Annals of Internal Medicine
August 17, 2004
Diabetes Care Quality in the Veterans Affairs Health Care System and Commercial Managed Care: The TRIAD Study
By Eve A. Kerr, MD, MPH, et al
We believe that this is the first study to use equivalent instruments and methods to compare quality of diabetes care for patients treated in the VA system with quality for those in commercial managed care systems. We should note that the average results for diabetes quality among the commercial managed care plans participating in this study are at or near the top of diabetes performance when compared with national results for commercial plans participating in the National Committee for Quality Assurance accreditation process. Despite this relatively high level of performance in the commercial plans, we found that the processes of care and 2 intermediate outcomes for VA study participants were better than or as good as those for commercial managed care participants. In many cases, the observed differences in quality of care between VA and commercial managed care were large.

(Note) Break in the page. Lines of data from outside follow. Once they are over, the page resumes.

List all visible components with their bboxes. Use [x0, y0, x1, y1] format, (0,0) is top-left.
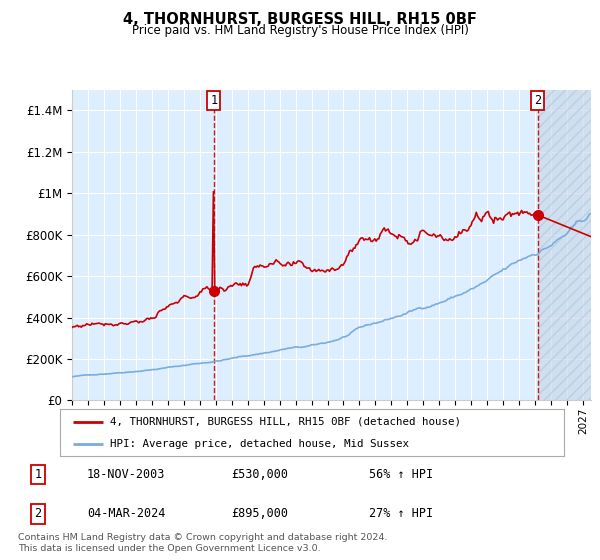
- Text: 4, THORNHURST, BURGESS HILL, RH15 0BF (detached house): 4, THORNHURST, BURGESS HILL, RH15 0BF (d…: [110, 417, 461, 427]
- Text: HPI: Average price, detached house, Mid Sussex: HPI: Average price, detached house, Mid …: [110, 438, 409, 449]
- Bar: [538, 90, 591, 400]
- Text: 2: 2: [534, 94, 541, 108]
- Text: 04-MAR-2024: 04-MAR-2024: [87, 507, 165, 520]
- Text: 1: 1: [34, 468, 41, 481]
- Text: 1: 1: [210, 94, 217, 108]
- Text: 4, THORNHURST, BURGESS HILL, RH15 0BF: 4, THORNHURST, BURGESS HILL, RH15 0BF: [123, 12, 477, 27]
- Text: 18-NOV-2003: 18-NOV-2003: [87, 468, 165, 481]
- Text: 56% ↑ HPI: 56% ↑ HPI: [369, 468, 433, 481]
- Text: Contains HM Land Registry data © Crown copyright and database right 2024.
This d: Contains HM Land Registry data © Crown c…: [18, 533, 388, 553]
- Text: £530,000: £530,000: [231, 468, 288, 481]
- Text: Price paid vs. HM Land Registry's House Price Index (HPI): Price paid vs. HM Land Registry's House …: [131, 24, 469, 37]
- Text: £895,000: £895,000: [231, 507, 288, 520]
- Text: 2: 2: [34, 507, 41, 520]
- Text: 27% ↑ HPI: 27% ↑ HPI: [369, 507, 433, 520]
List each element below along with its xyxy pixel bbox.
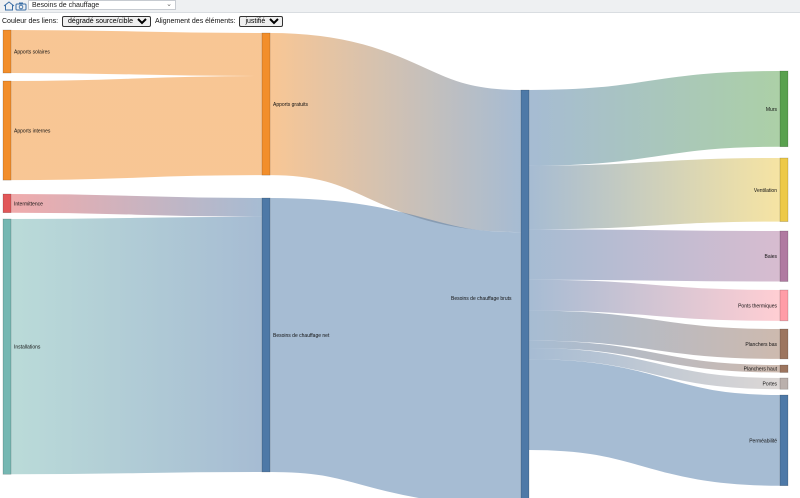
label-besoins_bruts: Besoins de chauffage bruts [451, 296, 512, 302]
label-apports_gratuits: Apports gratuits [273, 102, 309, 108]
chevron-down-icon: ⌄ [166, 1, 172, 8]
link-besoins_net-besoins_bruts[interactable] [268, 198, 523, 498]
link-color-label: Couleur des liens: [2, 18, 59, 25]
view-select[interactable]: Besoins de chauffage ⌄ [28, 0, 176, 10]
link-besoins_bruts-portes[interactable] [528, 348, 781, 390]
label-apports_solaires: Apports solaires [14, 50, 50, 56]
label-baies: Baies [764, 254, 777, 260]
view-select-value: Besoins de chauffage [32, 2, 100, 9]
link-besoins_bruts-baies[interactable] [528, 229, 781, 282]
node-permeabilite[interactable] [779, 394, 789, 486]
link-besoins_bruts-planchers_bas[interactable] [528, 310, 781, 359]
link-besoins_bruts-permeabilite[interactable] [528, 359, 781, 486]
node-planchers_haut[interactable] [779, 364, 789, 373]
link-color-select[interactable]: dégradé source/cible [61, 16, 151, 27]
link-apports_gratuits-besoins_bruts[interactable] [268, 33, 523, 233]
label-portes: Portes [763, 382, 778, 388]
link-besoins_bruts-planchers_haut[interactable] [528, 340, 781, 373]
link-besoins_bruts-ponts_thermiques[interactable] [528, 279, 781, 321]
sankey-labels: Apports solaires Apports internes Intermit… [14, 50, 778, 445]
label-planchers_bas: Planchers bas [745, 342, 777, 348]
node-baies[interactable] [779, 230, 789, 282]
toolbar: Besoins de chauffage ⌄ [0, 0, 800, 13]
label-ponts_thermiques: Ponts thermiques [738, 303, 777, 309]
link-apports_internes-apports_gratuits[interactable] [10, 76, 263, 181]
sankey-links [10, 30, 781, 498]
home-icon[interactable] [3, 1, 15, 11]
node-murs[interactable] [779, 70, 789, 148]
alignment-select[interactable]: justifié [239, 16, 284, 27]
node-apports_solaires[interactable] [2, 29, 12, 74]
camera-icon[interactable] [15, 1, 27, 11]
node-intermittence[interactable] [2, 193, 12, 214]
label-permeabilite: Perméabilité [749, 438, 777, 444]
node-apports_gratuits[interactable] [261, 32, 271, 176]
link-besoins_bruts-ventilation[interactable] [528, 158, 781, 230]
link-besoins_bruts-murs[interactable] [528, 71, 781, 166]
node-besoins_net[interactable] [261, 197, 271, 473]
label-ventilation: Ventilation [754, 188, 777, 194]
label-planchers_haut: Planchers haut [744, 367, 778, 373]
sankey-nodes [2, 29, 789, 498]
label-besoins_net: Besoins de chauffage net [273, 333, 330, 339]
node-installations[interactable] [2, 218, 12, 475]
link-installations-besoins_net[interactable] [10, 216, 263, 475]
node-ventilation[interactable] [779, 157, 789, 222]
node-ponts_thermiques[interactable] [779, 289, 789, 322]
link-apports_solaires-apports_gratuits[interactable] [10, 30, 263, 77]
node-planchers_bas[interactable] [779, 328, 789, 360]
label-intermittence: Intermittence [14, 201, 43, 207]
label-apports_internes: Apports internes [14, 129, 51, 135]
node-apports_internes[interactable] [2, 80, 12, 181]
label-murs: Murs [766, 107, 778, 113]
controls-row: Couleur des liens: dégradé source/cible … [2, 16, 285, 28]
node-portes[interactable] [779, 377, 789, 390]
node-besoins_bruts[interactable] [520, 89, 530, 498]
alignment-label: Alignement des éléments: [154, 18, 236, 25]
label-installations: Installations [14, 345, 41, 351]
link-intermittence-besoins_net[interactable] [10, 194, 263, 217]
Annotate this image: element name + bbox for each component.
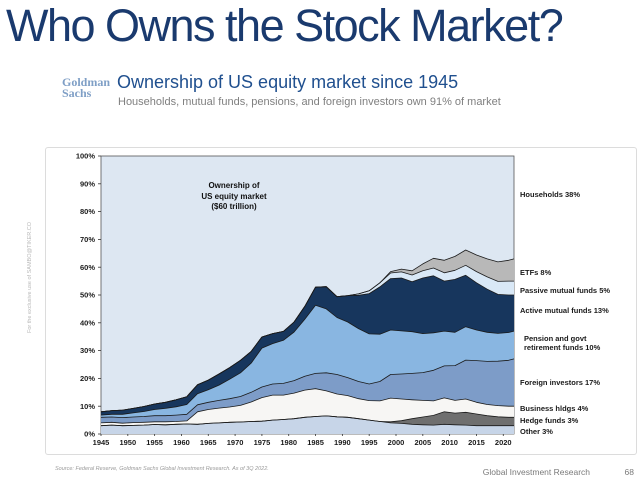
annotation-line-2: US equity market	[201, 191, 267, 201]
page-number: 68	[624, 467, 634, 477]
svg-text:60%: 60%	[80, 263, 95, 272]
legend-active-mutual-funds: Active mutual funds 13%	[520, 306, 609, 315]
legend-households: Households 38%	[520, 190, 581, 199]
svg-text:40%: 40%	[80, 318, 95, 327]
svg-text:1965: 1965	[200, 438, 217, 447]
svg-text:1990: 1990	[334, 438, 351, 447]
svg-text:1970: 1970	[227, 438, 244, 447]
svg-text:50%: 50%	[80, 291, 95, 300]
annotation-line-3: ($60 trillion)	[211, 202, 257, 211]
chart-subtitle: Ownership of US equity market since 1945	[117, 72, 459, 92]
svg-text:1950: 1950	[119, 438, 136, 447]
footer-division-label: Global Investment Research	[482, 467, 590, 477]
page-title: Who Owns the Stock Market?	[6, 0, 564, 51]
exclusive-use-watermark: For the exclusive use of SAMBO@TIKER.CO	[27, 221, 33, 333]
chart-annotation: Ownership of US equity market ($60 trill…	[174, 181, 294, 213]
ownership-area-chart: 0% 10% 20% 30% 40% 50% 60% 70% 80% 90% 100% 1945 195…	[76, 152, 515, 447]
legend-business-hldgs: Business hldgs 4%	[520, 404, 589, 413]
svg-text:10%: 10%	[80, 402, 95, 411]
legend-pension-funds: Pension and govt retirement funds 10%	[524, 334, 601, 352]
svg-text:1945: 1945	[93, 438, 110, 447]
svg-text:20%: 20%	[80, 374, 95, 383]
svg-text:1980: 1980	[280, 438, 297, 447]
svg-text:1995: 1995	[361, 438, 378, 447]
svg-text:1955: 1955	[146, 438, 163, 447]
legend-foreign-investors: Foreign investors 17%	[520, 378, 601, 387]
svg-text:1975: 1975	[254, 438, 271, 447]
legend-other: Other 3%	[520, 427, 553, 436]
svg-text:2010: 2010	[441, 438, 458, 447]
chart-frame: 0% 10% 20% 30% 40% 50% 60% 70% 80% 90% 100% 1945 195…	[45, 147, 637, 455]
logo-line-1: Goldman	[62, 75, 111, 89]
chart-description: Households, mutual funds, pensions, and …	[118, 96, 501, 108]
svg-text:2015: 2015	[468, 438, 485, 447]
svg-text:1960: 1960	[173, 438, 190, 447]
svg-text:2005: 2005	[414, 438, 431, 447]
svg-text:30%: 30%	[80, 346, 95, 355]
goldman-sachs-logo: Goldman Sachs	[62, 75, 111, 100]
svg-text:100%: 100%	[76, 152, 96, 161]
source-note: Source: Federal Reserve, Goldman Sachs G…	[55, 466, 269, 472]
logo-line-2: Sachs	[62, 85, 92, 100]
svg-text:0%: 0%	[84, 430, 95, 439]
svg-text:90%: 90%	[80, 179, 95, 188]
svg-text:1985: 1985	[307, 438, 324, 447]
legend-passive-mutual-funds: Passive mutual funds 5%	[520, 286, 611, 295]
svg-text:80%: 80%	[80, 207, 95, 216]
annotation-line-1: Ownership of	[208, 181, 260, 190]
legend-hedge-funds: Hedge funds 3%	[520, 416, 579, 425]
svg-text:2020: 2020	[495, 438, 512, 447]
svg-text:70%: 70%	[80, 235, 95, 244]
legend-etfs: ETFs 8%	[520, 268, 552, 277]
svg-text:2000: 2000	[388, 438, 405, 447]
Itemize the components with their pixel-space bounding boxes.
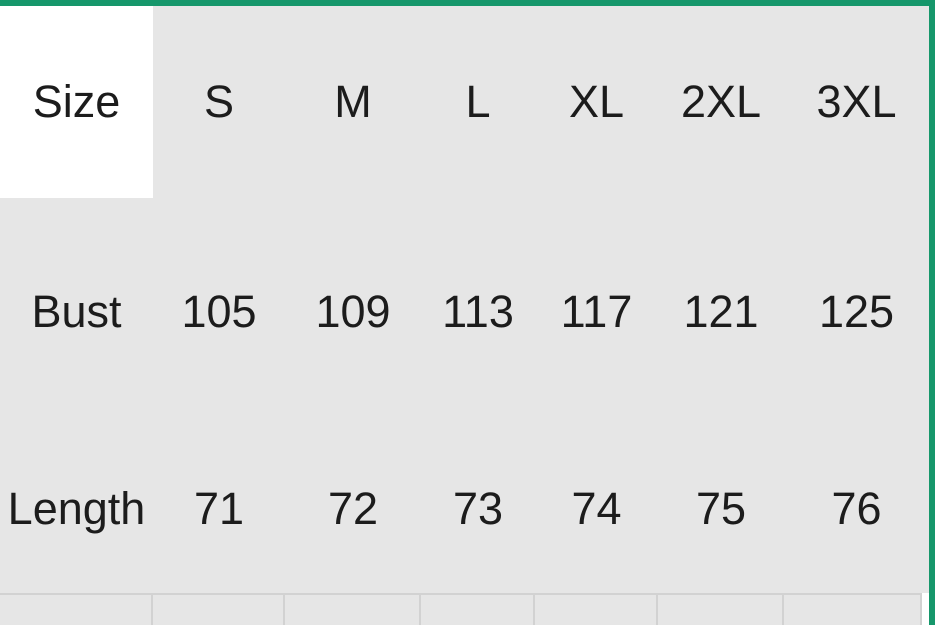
bust-value-l[interactable]: 113 — [442, 285, 514, 337]
bust-value-s[interactable]: 105 — [181, 285, 257, 337]
length-value-l[interactable]: 73 — [452, 483, 504, 534]
bust-value-2xl[interactable]: 121 — [683, 285, 759, 337]
empty-cell[interactable] — [535, 595, 658, 625]
top-accent-border — [0, 0, 935, 6]
length-value-xl[interactable]: 74 — [571, 483, 622, 534]
empty-cell[interactable] — [784, 595, 922, 625]
empty-cell[interactable] — [153, 595, 285, 625]
header-cell-s[interactable]: S — [203, 76, 234, 127]
header-cell-3xl[interactable]: 3XL — [816, 76, 897, 127]
empty-cell[interactable] — [658, 595, 784, 625]
length-value-m[interactable]: 72 — [327, 483, 379, 534]
empty-spreadsheet-row — [0, 595, 922, 625]
empty-cell[interactable] — [421, 595, 535, 625]
bust-value-m[interactable]: 109 — [315, 285, 391, 337]
header-cell-m[interactable]: M — [334, 76, 372, 127]
length-value-2xl[interactable]: 75 — [695, 483, 747, 534]
header-cell-l[interactable]: L — [465, 76, 491, 127]
size-chart-table: Size S M L XL 2XL 3XL Bust 105 109 113 1… — [0, 6, 929, 593]
length-value-3xl[interactable]: 76 — [831, 483, 882, 534]
empty-cell[interactable] — [0, 595, 153, 625]
right-accent-border — [929, 0, 935, 625]
length-value-s[interactable]: 71 — [193, 483, 245, 534]
bust-value-3xl[interactable]: 125 — [818, 285, 895, 337]
row-label-length[interactable]: Length — [7, 483, 146, 534]
header-cell-size[interactable]: Size — [0, 6, 153, 198]
header-cell-xl[interactable]: XL — [568, 76, 625, 127]
empty-cell[interactable] — [285, 595, 421, 625]
header-cell-2xl[interactable]: 2XL — [680, 76, 762, 127]
horizontal-gridline — [0, 593, 922, 595]
row-label-bust[interactable]: Bust — [31, 285, 122, 337]
bust-value-xl[interactable]: 117 — [560, 285, 633, 337]
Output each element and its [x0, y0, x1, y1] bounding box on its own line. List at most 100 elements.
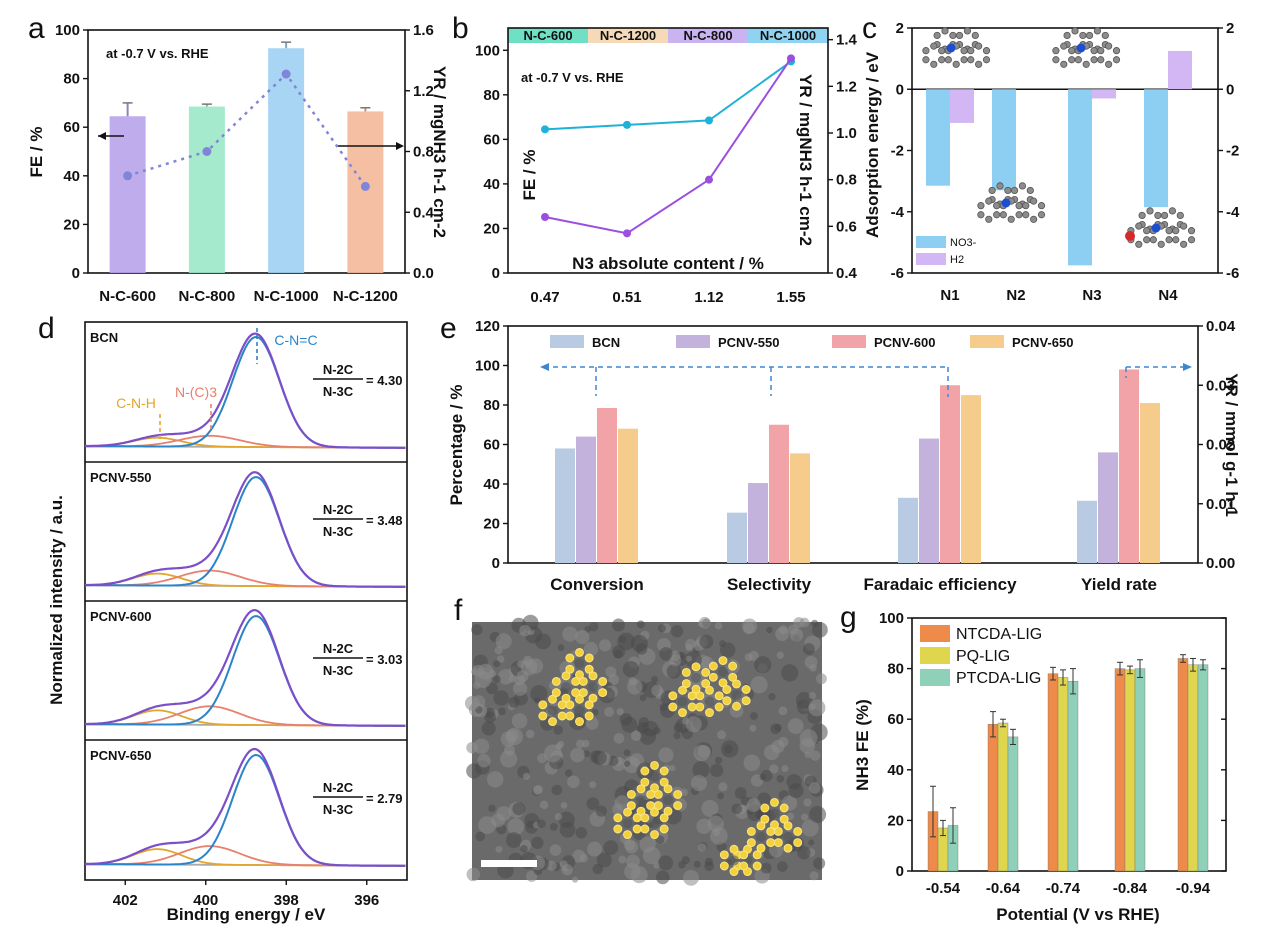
n1-structure-atom	[941, 27, 949, 35]
annotation: at -0.7 V vs. RHE	[106, 46, 209, 61]
n3-structure-atom	[1068, 56, 1076, 64]
texture-spot	[525, 729, 535, 739]
texture-spot	[564, 769, 573, 777]
texture-spot	[592, 863, 604, 875]
legend-swatch	[916, 253, 946, 265]
bar-pcnv-550	[1098, 452, 1118, 563]
n4-structure-atom	[1187, 227, 1196, 235]
texture-spot	[639, 836, 656, 853]
y2-axis-tick-label: 0	[1226, 81, 1234, 98]
cluster-3-atom	[613, 813, 623, 823]
cluster-1-atom	[578, 688, 588, 698]
bar-pcnv-650	[961, 395, 981, 563]
cluster-2-ring-center	[731, 690, 742, 701]
texture-spot	[623, 779, 640, 795]
texture-spot	[800, 813, 809, 821]
y-axis-tick-label: 0	[492, 555, 500, 572]
panel-a: 0 20 40 60 80 100 0.0 0.4 0.8 1.2 1.6 FE / % YR / mg…	[27, 22, 449, 305]
cluster-4-atom	[779, 803, 789, 813]
n2-structure-atom	[985, 197, 993, 205]
texture-spot	[746, 798, 761, 813]
texture-spot	[804, 655, 818, 669]
ratio-value: = 4.30	[366, 373, 403, 388]
bar	[1007, 736, 1019, 872]
n2-structure-atom	[1030, 215, 1038, 223]
texture-spot	[473, 738, 490, 755]
texture-spot	[815, 673, 827, 685]
texture-spot	[623, 839, 636, 851]
texture-spot	[495, 633, 512, 650]
header-label: N-C-1000	[760, 28, 816, 43]
texture-spot	[754, 656, 772, 674]
y2-axis-tick-label: 1.0	[836, 125, 857, 142]
panel-label-e: e	[440, 312, 457, 345]
y-axis-tick-label: 80	[483, 87, 500, 104]
cluster-1-atom	[561, 671, 571, 681]
bar-bcn	[898, 497, 918, 563]
n4-structure-atom	[1154, 211, 1162, 220]
yr-point	[787, 54, 795, 63]
n2-structure-atom	[1030, 197, 1038, 205]
n4-structure-atom	[1180, 222, 1188, 230]
yr-line	[544, 57, 792, 235]
texture-spot	[611, 618, 625, 632]
y-axis-tick-label: 100	[55, 22, 80, 39]
texture-spot	[484, 707, 495, 718]
texture-spot	[630, 634, 648, 652]
texture-spot	[781, 765, 789, 773]
texture-spot	[582, 739, 590, 748]
yr-point	[360, 181, 370, 191]
sample-label: BCN	[90, 330, 118, 345]
legend-label: PTCDA-LIG	[956, 670, 1041, 687]
cluster-4-ring-center	[769, 808, 780, 819]
envelope-curve	[84, 747, 406, 867]
texture-spot	[596, 852, 612, 868]
texture-spot	[678, 860, 686, 869]
texture-spot	[591, 708, 599, 716]
texture-spot	[618, 635, 627, 643]
n3-structure-atom	[1097, 47, 1105, 55]
texture-spot	[625, 854, 640, 869]
cluster-3-atom	[613, 824, 623, 834]
texture-spot	[685, 716, 702, 733]
cluster-3-atom	[640, 766, 650, 776]
cluster-3-atom	[632, 824, 642, 834]
legend-label: NTCDA-LIG	[956, 626, 1042, 643]
bar-pcnv-600	[1119, 369, 1139, 563]
texture-spot	[586, 797, 600, 810]
cluster-3-atom	[640, 777, 650, 787]
texture-spot	[704, 861, 715, 872]
y-axis-tick-label: 20	[483, 220, 500, 237]
x-tick-label: N-C-1000	[254, 288, 319, 305]
texture-spot	[757, 792, 771, 806]
texture-spot	[549, 822, 558, 831]
cluster-2-atom	[687, 691, 697, 701]
fe-point	[623, 120, 631, 129]
y2-axis-tick-label: 0.01	[1206, 496, 1235, 513]
sample-label: PCNV-550	[90, 470, 151, 485]
ratio-numerator: N-2C	[323, 502, 354, 517]
y2-axis-tick-label: -4	[1226, 204, 1240, 221]
sample-label: PCNV-650	[90, 748, 151, 763]
cluster-1-ring-center	[587, 681, 599, 693]
cluster-2-atom	[668, 691, 678, 701]
y-axis-tick-label: -4	[891, 204, 905, 221]
cluster-3-atom	[673, 801, 683, 811]
y-axis-tick-label: 80	[887, 661, 904, 678]
texture-spot	[595, 805, 607, 817]
y-axis-tick-label: 40	[887, 762, 904, 779]
y-axis-tick-label: 20	[483, 516, 500, 533]
cluster-3-atom	[623, 830, 632, 840]
cluster-3-atom	[659, 777, 669, 787]
cluster-3-atom	[640, 824, 650, 834]
texture-spot	[809, 750, 821, 761]
texture-spot	[808, 699, 826, 717]
cluster-2-atom	[701, 667, 711, 677]
legend-label: PCNV-550	[718, 335, 779, 350]
cluster-1-atom	[548, 694, 557, 704]
texture-spot	[749, 712, 758, 721]
cluster-2-atom	[728, 672, 738, 682]
header-label: N-C-800	[683, 28, 732, 43]
texture-spot	[475, 831, 485, 842]
panel-f-micrograph	[464, 614, 828, 886]
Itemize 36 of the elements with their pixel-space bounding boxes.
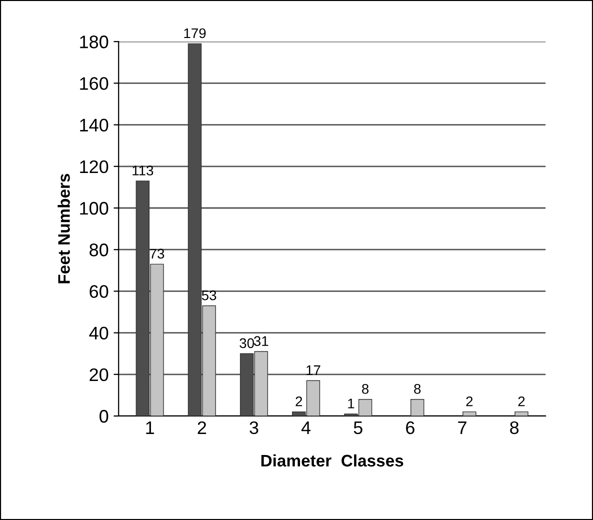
data-label: 113 bbox=[132, 166, 154, 176]
x-tick-label: 7 bbox=[458, 422, 466, 434]
x-tick-label: 8 bbox=[510, 421, 519, 434]
y-tick-label: 60 bbox=[90, 285, 108, 298]
data-label: 73 bbox=[150, 248, 164, 259]
data-label: 8 bbox=[362, 384, 369, 394]
y-tick-label: 100 bbox=[80, 202, 108, 215]
data-label: 30 bbox=[240, 338, 254, 348]
data-label: 8 bbox=[414, 384, 421, 394]
x-tick-label: 3 bbox=[250, 421, 258, 434]
y-tick-label: 80 bbox=[90, 244, 108, 256]
y-tick-label: 40 bbox=[89, 326, 108, 340]
data-label: 2 bbox=[296, 396, 302, 406]
x-axis-title: Diameter Classes bbox=[261, 454, 404, 467]
data-label: 2 bbox=[466, 396, 473, 406]
x-tick-label: 5 bbox=[354, 422, 362, 434]
data-label: 179 bbox=[184, 28, 206, 38]
y-axis-title: Feet Numbers bbox=[58, 174, 70, 284]
y-tick-label: 140 bbox=[80, 118, 108, 132]
data-label: 53 bbox=[202, 290, 216, 300]
x-tick-label: 6 bbox=[406, 421, 414, 434]
data-label: 1 bbox=[348, 398, 354, 408]
bar bbox=[462, 411, 476, 416]
y-tick-label: 20 bbox=[90, 368, 108, 382]
x-tick-label: 4 bbox=[301, 422, 311, 434]
data-label: 2 bbox=[518, 396, 525, 406]
data-label: 31 bbox=[254, 336, 268, 346]
y-tick-label: 160 bbox=[80, 77, 108, 90]
x-tick-label: 2 bbox=[198, 421, 206, 434]
x-tick-label: 1 bbox=[146, 422, 154, 434]
y-tick-label: 180 bbox=[80, 36, 108, 48]
bar bbox=[514, 411, 528, 416]
bar bbox=[410, 399, 424, 416]
data-label: 17 bbox=[306, 365, 320, 375]
y-tick-label: 0 bbox=[100, 410, 108, 423]
y-tick-label: 120 bbox=[80, 160, 108, 174]
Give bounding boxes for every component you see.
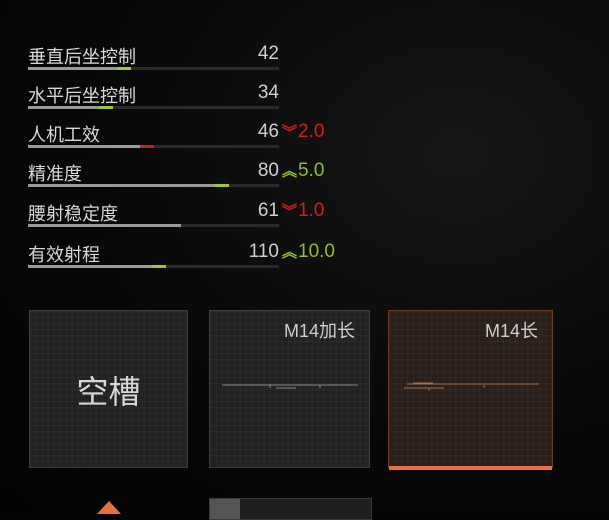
- stat-bar: [28, 265, 279, 268]
- stat-bar: [28, 184, 279, 187]
- double-chevron-down-icon: ︾: [282, 203, 297, 220]
- stat-row: 水平后坐控制 34: [28, 82, 388, 122]
- stat-label: 水平后坐控制: [28, 86, 136, 107]
- stat-value: 46: [257, 121, 279, 142]
- slot-m14-extended[interactable]: M14加长: [209, 310, 370, 468]
- stat-bar: [28, 224, 279, 227]
- stat-value: 110: [248, 241, 279, 262]
- stat-delta: ︾ 1.0: [282, 200, 324, 222]
- next-slot[interactable]: [209, 498, 372, 520]
- stat-row: 垂直后坐控制 42: [28, 43, 388, 83]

…as an integrated health care system, the VA system has implemented several simultaneous, national-level strategies, such as an integrated electronic medical record, unified nationwide guidelines, service integration, alignment of payment incentives, and effective performance monitoring. While almost all commercial managed care plans also had established diabetes quality improvement and monitoring systems, the Chronic Care Model suggests that changes in several domains of care and investment in quality by organizational leaders are necessary to move the quality needle effectively.
Our results suggest that a federally sponsored national health care organization can provide care that is equivalent to or better than that provided by high-performing commercial managed care plans.
http://www.annals.org/cgi/content/full/141/4/272
Comment: So much for “the government can’t do anything right.”